Brasil contabiliza 120 mil mortes ligadas a ondas de calor em 20 anos
Um estudo revela que 120 mil mortes no Brasil entre 2000 e 2019 estão ligadas a ondas de calor, impactando principalmente idosos e pessoas com doenças respiratórias.

Um novo estudo, divulgado esta semana, aponta que cerca de 120 mil mortes no Brasil, entre os anos de 2000 e 2019, são atribuídas às ondas de calor. Este número representa 0,6% da mortalidade total registrada nesse período, desconsiderando óbitos por causas externas como acidentes e violência.

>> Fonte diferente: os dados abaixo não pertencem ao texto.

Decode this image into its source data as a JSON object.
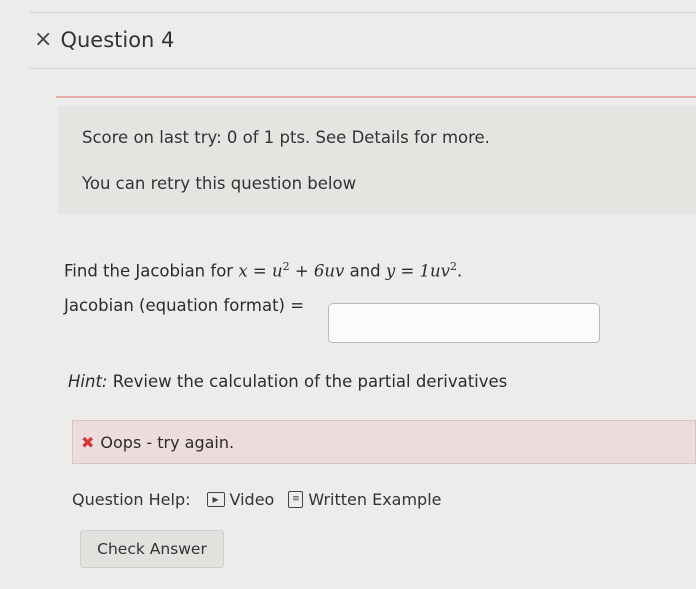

A pesquisa, intitulada Saúde e ondas de calor no Brasil: evidências sobre mortalidade, morbidade hospitalar e implicações para o SUS, foi realizada por especialistas da Fundação Oswaldo Cruz (Fiocruz) e da Universidade Federal da Bahia (UFBA). O projeto foi coordenado pelo Ciência&Clima, uma colaboração entre o Ministério da Ciência, Tecnologia e Inovação (MCTI) e o Programa das Nações Unidas para o Desenvolvimento (PNUD).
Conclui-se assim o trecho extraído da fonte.